Vander FornazieriMônaco
A marina principal de Mônaco

Para comprar

Resolvido o problema da comida, partamos para a cidade. Antes, ainda, um aviso: Nice é  a cidade das feiras. Todos os dias, até o meio-dia e meia, um mar delas se espraia por toda a cidade. Há o tradicional Mercado das Flores, belo, com suas tendas coloridas, onde se compra de tudo, até flores. O lugar deve ser visitado, mas ali os preços são salgados demais. Além de ficar de olho no seu bolso, para não gastar demais, fique de olho na sua bolsa. As feiras de Nice são um convite aos olhos e às compras. São relativamente baratas e também se compra de tudo. Portanto, um bom modo de começar o dia é ir à feira perto de onde você estiver, fazer as compras para o jantar e, depois de trazer tudo para casa, sair para passear.

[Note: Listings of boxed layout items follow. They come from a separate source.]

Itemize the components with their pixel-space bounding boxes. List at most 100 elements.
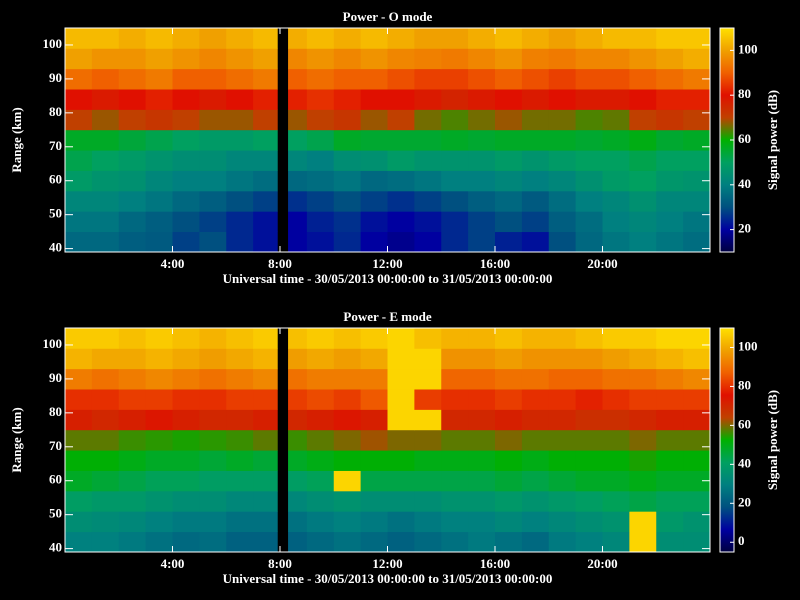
heat-cell xyxy=(199,409,227,431)
heat-cell xyxy=(414,190,442,212)
y-tick-label: 70 xyxy=(49,438,62,453)
heat-cell xyxy=(288,368,308,390)
heat-cell xyxy=(288,48,308,70)
heat-cell xyxy=(656,348,684,370)
colorbar-tick-label: 100 xyxy=(738,41,758,56)
heat-cell xyxy=(495,150,523,171)
heat-cell xyxy=(656,68,684,90)
heat-cell xyxy=(495,190,523,212)
heat-cell xyxy=(575,129,603,151)
heat-cell xyxy=(495,389,523,410)
heat-cell xyxy=(253,450,278,471)
heat-cell xyxy=(253,190,278,212)
y-tick-label: 100 xyxy=(43,36,63,51)
heat-cell xyxy=(288,470,308,492)
heat-cell xyxy=(629,429,657,451)
heat-cell xyxy=(172,109,200,131)
heat-cell xyxy=(145,28,173,49)
heat-cell xyxy=(288,511,308,533)
heat-cell xyxy=(414,511,442,533)
heat-cell xyxy=(468,531,496,553)
heat-cell xyxy=(145,490,173,512)
heat-cell xyxy=(226,389,254,410)
heat-cell xyxy=(548,450,577,471)
heat-cell xyxy=(548,28,577,49)
heat-cell xyxy=(495,89,523,110)
heat-cell xyxy=(226,150,254,171)
heat-cell xyxy=(387,429,415,451)
heat-cell xyxy=(575,531,603,553)
heat-cell xyxy=(575,231,603,253)
heat-cell xyxy=(145,368,173,390)
heat-cell xyxy=(521,409,550,431)
heat-cell xyxy=(629,231,657,253)
heat-cell xyxy=(145,211,173,233)
colorbar-tick-label: 20 xyxy=(738,494,751,509)
heat-cell xyxy=(288,129,308,151)
heat-cell xyxy=(172,470,200,492)
heat-cell xyxy=(172,211,200,233)
heat-cell xyxy=(199,511,227,533)
heat-cell xyxy=(629,190,657,212)
heat-cell xyxy=(288,109,308,131)
heat-cell xyxy=(145,150,173,171)
heat-cell xyxy=(253,368,278,390)
heat-cell xyxy=(199,109,227,131)
heat-cell xyxy=(306,109,335,131)
heat-cell xyxy=(360,328,388,349)
heat-cell xyxy=(387,68,415,90)
heat-cell xyxy=(253,170,278,192)
heat-cell xyxy=(333,129,362,151)
heat-cell xyxy=(253,348,278,370)
heat-cell xyxy=(288,450,308,471)
heat-cell xyxy=(629,348,657,370)
heat-cell xyxy=(199,28,227,49)
heat-cell xyxy=(575,429,603,451)
heat-cell xyxy=(414,389,442,410)
heat-cell xyxy=(602,231,630,253)
heat-cell xyxy=(199,48,227,70)
heat-cell xyxy=(199,470,227,492)
heat-cell xyxy=(575,450,603,471)
x-tick-label: 12:00 xyxy=(372,556,402,571)
heat-cell xyxy=(387,109,415,131)
heat-cell xyxy=(253,429,278,451)
heat-cell xyxy=(468,89,496,110)
heat-cell xyxy=(65,531,93,553)
heat-cell xyxy=(333,68,362,90)
heat-cell xyxy=(468,389,496,410)
heat-cell xyxy=(65,190,93,212)
heat-cell xyxy=(226,429,254,451)
heat-cell xyxy=(172,368,200,390)
heat-cell xyxy=(548,409,577,431)
heat-cell xyxy=(118,429,147,451)
heat-cell xyxy=(360,28,388,49)
heat-cell xyxy=(602,28,630,49)
heat-cell xyxy=(495,450,523,471)
heat-cell xyxy=(414,28,442,49)
heat-cell xyxy=(441,28,469,49)
heat-cell xyxy=(288,28,308,49)
heat-cell xyxy=(91,68,120,90)
heat-cell xyxy=(521,68,550,90)
heat-cell xyxy=(172,150,200,171)
heat-cell xyxy=(91,109,120,131)
heat-cell xyxy=(602,68,630,90)
heat-cell xyxy=(414,129,442,151)
heat-cell xyxy=(656,511,684,533)
heat-cell xyxy=(683,109,711,131)
x-tick-label: 20:00 xyxy=(587,556,617,571)
heat-cell xyxy=(602,368,630,390)
heat-cell xyxy=(226,48,254,70)
heat-cell xyxy=(521,470,550,492)
heat-cell xyxy=(360,389,388,410)
heat-cell xyxy=(575,328,603,349)
heat-cell xyxy=(65,348,93,370)
heat-cell xyxy=(629,28,657,49)
heatmap-cells xyxy=(65,328,711,553)
heat-cell xyxy=(288,328,308,349)
heat-cell xyxy=(306,368,335,390)
heat-cell xyxy=(360,450,388,471)
heat-cell xyxy=(387,129,415,151)
y-tick-label: 50 xyxy=(49,506,62,521)
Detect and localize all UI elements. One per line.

Uma das principais atrações de Nice é a paisagem, apertada entre as montanhas escarpadas e o mar. Este e o céu são de um azul – o chamado azur – profundo, brilhante e forte. A cidade é cheia de altos e baixos, com praias bonitas, embora, para nós, possam deixar a desejar: o chão é todo de pedras. O clima é ameno – temperaturas assim como as de Porto Alegre. O sistema de transporte é ótimo e barato. Com € 1 vai-se a qualquer parte, até ao Principado de Mônaco, de ônibus ou bonde. Ou de trem, que custa mais caro. Pode-se também comprar um passe diário por € 4.

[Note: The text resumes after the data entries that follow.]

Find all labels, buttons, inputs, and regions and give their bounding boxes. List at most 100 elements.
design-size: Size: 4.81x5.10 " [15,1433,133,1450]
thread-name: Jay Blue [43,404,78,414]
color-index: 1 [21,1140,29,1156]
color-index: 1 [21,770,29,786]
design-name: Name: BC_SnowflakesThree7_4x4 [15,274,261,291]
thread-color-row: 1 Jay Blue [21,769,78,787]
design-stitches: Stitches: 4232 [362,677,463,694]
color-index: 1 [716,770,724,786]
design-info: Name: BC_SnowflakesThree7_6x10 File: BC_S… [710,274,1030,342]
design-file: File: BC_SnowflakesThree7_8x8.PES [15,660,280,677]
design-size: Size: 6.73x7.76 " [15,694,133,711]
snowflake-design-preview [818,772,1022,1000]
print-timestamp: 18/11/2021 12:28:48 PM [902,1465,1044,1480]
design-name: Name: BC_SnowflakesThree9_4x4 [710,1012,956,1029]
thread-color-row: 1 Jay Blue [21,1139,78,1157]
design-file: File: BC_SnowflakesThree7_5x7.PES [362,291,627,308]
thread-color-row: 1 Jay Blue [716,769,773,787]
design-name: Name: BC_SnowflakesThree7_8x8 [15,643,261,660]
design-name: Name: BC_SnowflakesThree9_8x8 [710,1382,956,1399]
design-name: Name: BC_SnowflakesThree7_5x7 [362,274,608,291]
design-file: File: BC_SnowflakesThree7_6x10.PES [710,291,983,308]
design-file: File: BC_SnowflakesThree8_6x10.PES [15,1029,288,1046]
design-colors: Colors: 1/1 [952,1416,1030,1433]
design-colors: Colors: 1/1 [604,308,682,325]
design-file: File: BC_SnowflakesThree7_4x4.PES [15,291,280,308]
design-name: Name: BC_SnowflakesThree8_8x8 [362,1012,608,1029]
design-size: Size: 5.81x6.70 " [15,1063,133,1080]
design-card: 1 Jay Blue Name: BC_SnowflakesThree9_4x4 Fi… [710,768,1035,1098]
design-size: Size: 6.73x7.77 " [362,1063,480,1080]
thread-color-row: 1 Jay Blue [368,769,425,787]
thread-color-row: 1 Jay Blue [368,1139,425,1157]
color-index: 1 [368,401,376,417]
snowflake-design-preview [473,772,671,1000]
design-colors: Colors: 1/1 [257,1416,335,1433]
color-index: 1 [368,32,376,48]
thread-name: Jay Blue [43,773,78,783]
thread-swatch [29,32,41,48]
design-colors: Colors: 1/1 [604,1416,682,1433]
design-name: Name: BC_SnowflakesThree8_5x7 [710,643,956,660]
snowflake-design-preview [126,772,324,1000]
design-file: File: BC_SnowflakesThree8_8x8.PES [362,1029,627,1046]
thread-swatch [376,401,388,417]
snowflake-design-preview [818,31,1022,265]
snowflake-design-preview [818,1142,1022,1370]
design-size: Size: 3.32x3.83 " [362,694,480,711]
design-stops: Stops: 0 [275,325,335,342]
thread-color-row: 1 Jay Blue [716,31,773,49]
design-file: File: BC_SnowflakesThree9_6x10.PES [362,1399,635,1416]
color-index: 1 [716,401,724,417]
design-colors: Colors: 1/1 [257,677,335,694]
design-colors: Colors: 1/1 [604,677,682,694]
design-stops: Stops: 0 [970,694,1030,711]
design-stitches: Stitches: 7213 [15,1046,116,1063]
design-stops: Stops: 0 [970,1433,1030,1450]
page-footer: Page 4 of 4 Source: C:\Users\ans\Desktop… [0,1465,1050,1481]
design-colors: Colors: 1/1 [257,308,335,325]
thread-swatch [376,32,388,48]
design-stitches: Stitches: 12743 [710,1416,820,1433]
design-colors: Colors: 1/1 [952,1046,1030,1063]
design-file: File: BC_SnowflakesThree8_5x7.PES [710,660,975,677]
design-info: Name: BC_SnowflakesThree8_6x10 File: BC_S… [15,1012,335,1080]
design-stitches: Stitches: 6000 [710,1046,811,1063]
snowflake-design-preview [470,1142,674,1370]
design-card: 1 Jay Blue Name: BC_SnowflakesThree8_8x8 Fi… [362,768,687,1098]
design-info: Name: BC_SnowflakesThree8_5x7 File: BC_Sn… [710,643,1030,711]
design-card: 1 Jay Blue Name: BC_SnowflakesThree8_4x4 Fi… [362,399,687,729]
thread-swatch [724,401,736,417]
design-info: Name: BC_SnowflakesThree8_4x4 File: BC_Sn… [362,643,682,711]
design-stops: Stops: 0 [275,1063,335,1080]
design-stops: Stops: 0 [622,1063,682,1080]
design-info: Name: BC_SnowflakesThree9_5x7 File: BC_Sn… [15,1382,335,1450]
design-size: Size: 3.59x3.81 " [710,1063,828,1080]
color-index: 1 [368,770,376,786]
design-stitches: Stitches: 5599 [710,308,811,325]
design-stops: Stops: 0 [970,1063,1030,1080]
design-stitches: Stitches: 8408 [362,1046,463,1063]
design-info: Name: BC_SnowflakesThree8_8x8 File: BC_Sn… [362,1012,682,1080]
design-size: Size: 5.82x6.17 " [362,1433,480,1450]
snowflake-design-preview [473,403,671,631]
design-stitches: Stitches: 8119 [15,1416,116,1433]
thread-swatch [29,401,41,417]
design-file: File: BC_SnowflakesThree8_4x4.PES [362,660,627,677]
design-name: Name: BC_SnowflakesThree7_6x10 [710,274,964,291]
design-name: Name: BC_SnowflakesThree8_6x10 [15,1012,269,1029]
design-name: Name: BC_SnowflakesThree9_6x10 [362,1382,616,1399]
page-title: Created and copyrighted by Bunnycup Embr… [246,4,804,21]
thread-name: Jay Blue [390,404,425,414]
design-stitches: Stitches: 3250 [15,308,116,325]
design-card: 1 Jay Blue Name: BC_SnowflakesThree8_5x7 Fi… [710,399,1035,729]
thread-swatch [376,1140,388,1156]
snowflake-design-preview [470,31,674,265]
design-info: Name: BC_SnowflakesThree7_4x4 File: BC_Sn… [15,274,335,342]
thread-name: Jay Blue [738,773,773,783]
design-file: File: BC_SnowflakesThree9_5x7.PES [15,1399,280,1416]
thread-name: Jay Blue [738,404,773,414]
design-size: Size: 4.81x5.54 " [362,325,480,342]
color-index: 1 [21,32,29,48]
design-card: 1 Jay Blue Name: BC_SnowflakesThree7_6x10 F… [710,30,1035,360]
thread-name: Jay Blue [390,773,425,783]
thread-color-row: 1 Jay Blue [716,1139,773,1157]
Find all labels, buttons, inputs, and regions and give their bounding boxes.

O primeiro barato em Nice é andar na Cidade Velha (Viéia Villa, em provençal-niçardo, a língua original da região). É um trançado de ruas labirínticas, de desenho medieval, em meio a prédios cuja forma arquitetônica, além de bela, é surpreendente. Nice é um verdadeiro mercado persa, um carrefour (cruzamento de vários caminhos), como dizem os franceses, entre a França e a Itália, a Europa, a África e agora a Ásia, e isso se reflete também nas ruelas da Viéia Villa. Elas são uma verdadeira babel de mercadinhos, ateliês, armarinhos, lojas sofisticadas de azeites, vinhos, azeitonas, restaurantes mais ou menos sofisticados e caros, cafés, armazéns, tudo encimado por residências em cujas janelas tremulam ou repousam roupas – desde as íntimas até as de festa – em varais que atestam o travo popular do bairro.

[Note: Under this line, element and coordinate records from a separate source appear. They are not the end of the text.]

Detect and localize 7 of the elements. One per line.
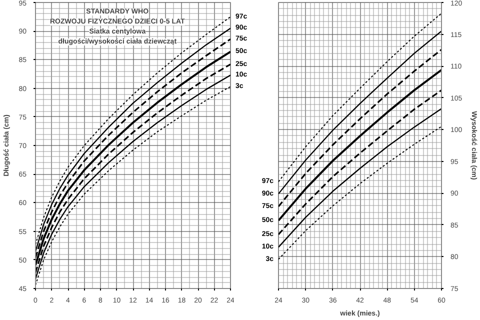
line-series — [278, 68, 442, 222]
line-series — [278, 89, 442, 236]
line-series — [278, 30, 442, 194]
line-series — [278, 48, 442, 208]
line-series — [278, 12, 442, 182]
line-series — [278, 126, 442, 260]
line-series — [278, 108, 442, 248]
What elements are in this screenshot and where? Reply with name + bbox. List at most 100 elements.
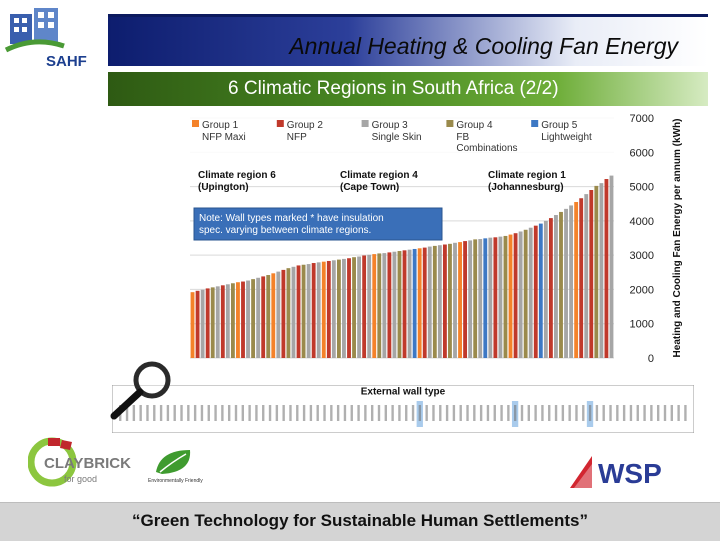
bar <box>559 211 563 358</box>
legend-sublabel: NFP <box>287 132 307 143</box>
x-tick-mark <box>200 405 204 421</box>
bar <box>352 257 356 358</box>
legend-swatch <box>446 120 454 127</box>
x-tick-mark <box>670 405 673 421</box>
x-tick-mark <box>227 405 231 421</box>
bar <box>473 239 478 358</box>
y-tick-label: 1000 <box>630 319 654 331</box>
x-tick-mark <box>262 405 265 421</box>
bar <box>569 205 574 358</box>
bar <box>190 292 195 358</box>
x-tick-mark <box>214 405 217 421</box>
bar <box>468 240 473 358</box>
chart-bars <box>190 175 614 358</box>
bar <box>543 220 548 358</box>
x-tick-mark <box>309 405 313 421</box>
x-tick-mark <box>459 405 462 421</box>
environmental-logo: Environmentally Friendly <box>146 446 218 484</box>
legend-sublabel: Lightweight <box>541 132 592 143</box>
x-tick-mark <box>405 405 408 421</box>
x-tick-mark <box>302 405 306 421</box>
legend-sublabel: Combinations <box>456 143 517 154</box>
legend-sublabel: FB <box>456 132 469 143</box>
bar <box>387 252 392 358</box>
bar <box>528 227 533 358</box>
bar <box>342 258 346 358</box>
y-tick-label: 3000 <box>630 250 654 262</box>
x-tick-mark <box>241 405 244 421</box>
x-tick-mark <box>636 405 639 421</box>
subtitle-bar: 6 Climatic Regions in South Africa (2/2) <box>108 72 708 106</box>
x-tick-mark <box>656 405 660 421</box>
bar <box>281 269 286 358</box>
bar <box>498 236 503 358</box>
bar <box>382 253 387 358</box>
bar <box>397 251 402 358</box>
x-tick-mark <box>616 405 619 421</box>
y-tick-label: 4000 <box>630 216 654 228</box>
x-tick-mark <box>234 405 238 421</box>
x-tick-mark <box>316 405 319 421</box>
bar <box>564 208 568 358</box>
note-box: Note: Wall types marked * have insulatio… <box>193 207 443 241</box>
legend-label: Group 4 <box>456 120 493 131</box>
x-tick-mark <box>445 405 449 421</box>
bar <box>225 284 230 358</box>
bar <box>554 215 558 358</box>
x-tick-mark <box>479 405 483 421</box>
x-tick-mark <box>520 405 524 421</box>
wsp-logo: WSP <box>568 452 688 490</box>
x-tick-mark <box>439 405 442 421</box>
x-tick-mark <box>527 405 530 421</box>
legend-label: Group 1 <box>202 120 239 131</box>
y-tick-label: 2000 <box>630 284 654 296</box>
x-tick-mark <box>323 405 326 421</box>
x-tick-mark <box>159 405 163 421</box>
x-tick-mark <box>663 405 667 421</box>
x-tick-mark <box>425 405 428 421</box>
bar <box>402 250 407 358</box>
chart-annotations: Climate region 6(Upington) Climate region… <box>193 170 566 241</box>
bar <box>306 264 311 358</box>
bar <box>488 237 493 358</box>
x-tick-mark <box>622 405 626 421</box>
x-tick-mark <box>146 405 149 421</box>
brick-icon <box>48 438 60 446</box>
environmental-caption: Environmentally Friendly <box>148 478 203 484</box>
footer-slogan: “Green Technology for Sustainable Human … <box>132 511 588 530</box>
region-label: (Upington) <box>198 182 249 193</box>
x-tick-mark <box>650 405 653 421</box>
region-label: Climate region 4 <box>340 170 418 181</box>
wsp-text: WSP <box>598 458 662 489</box>
bar <box>407 249 412 358</box>
bar <box>256 277 261 358</box>
x-tick-mark <box>684 405 687 421</box>
claybrick-text: CLAYBRICK <box>44 455 131 472</box>
bar <box>362 255 367 358</box>
bar <box>311 263 316 358</box>
bar <box>432 245 437 358</box>
x-tick-mark <box>336 405 340 421</box>
bar <box>357 256 362 358</box>
x-tick-mark <box>452 405 456 421</box>
bar <box>336 259 341 358</box>
bar <box>513 233 518 358</box>
x-tick-mark <box>398 405 401 421</box>
bar <box>594 185 599 358</box>
bar <box>367 254 372 358</box>
bar <box>417 248 422 358</box>
page-subtitle: 6 Climatic Regions in South Africa (2/2) <box>228 78 559 99</box>
note-text: Note: Wall types marked * have insulatio… <box>199 213 384 224</box>
bar <box>538 223 543 358</box>
bar <box>523 229 528 358</box>
legend-label: Group 2 <box>287 120 324 131</box>
x-tick-mark <box>330 405 333 421</box>
claybrick-tagline: for good <box>64 474 97 484</box>
bar <box>584 194 589 358</box>
page-title: Annual Heating & Cooling Fan Energy <box>289 33 678 59</box>
bar <box>215 286 220 358</box>
bar <box>291 266 296 358</box>
x-tick-mark <box>132 405 136 421</box>
x-axis-strip: External wall type <box>112 385 694 433</box>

Flávio AguiarMercado persa
Quem se embrenha nas ruas estreitas da Cidade Velha conhece uma Nice acolhedora e encontra comida e compras que pesam menos no bolso

Herói de dois mundos

Navegando-se pela Viéia Villa pode-se sair da Place de L’Opéra, cartão de visitas, até outra onde está um dos corações históricos da cidade: a Praça Garibaldi. Nela, uma imponente estátua de Giuseppe Garibaldi – o “herói de dois mundos” – olha em direção à Itália. Nice é a sua cidade. Lá ele nasceu, no tempo em que Nice era Nizza, e pertencia ao Reino do Piemonte, e revolucionários começavam a luta pela unificação da Itália, contra o papado, o Império Austro-Húngaro e a aristocracia, que em grande parte apoiava essa situação submissa. Foi só em 1860, através de um tratado e de um plebiscito, que Nice foi incorporada à França. O jovem caudilho italiano se envolveu num atentado contra o rei do Piemonte e por isso teve de se exilar – indo parar no Rio Grande do Sul, na Revolução Farroupilha, e em Laguna, Santa Catarina, onde conheceu a grande paixão de sua vida, Ana de Jesus Ribeiro, que se tornou Anita Garibaldi.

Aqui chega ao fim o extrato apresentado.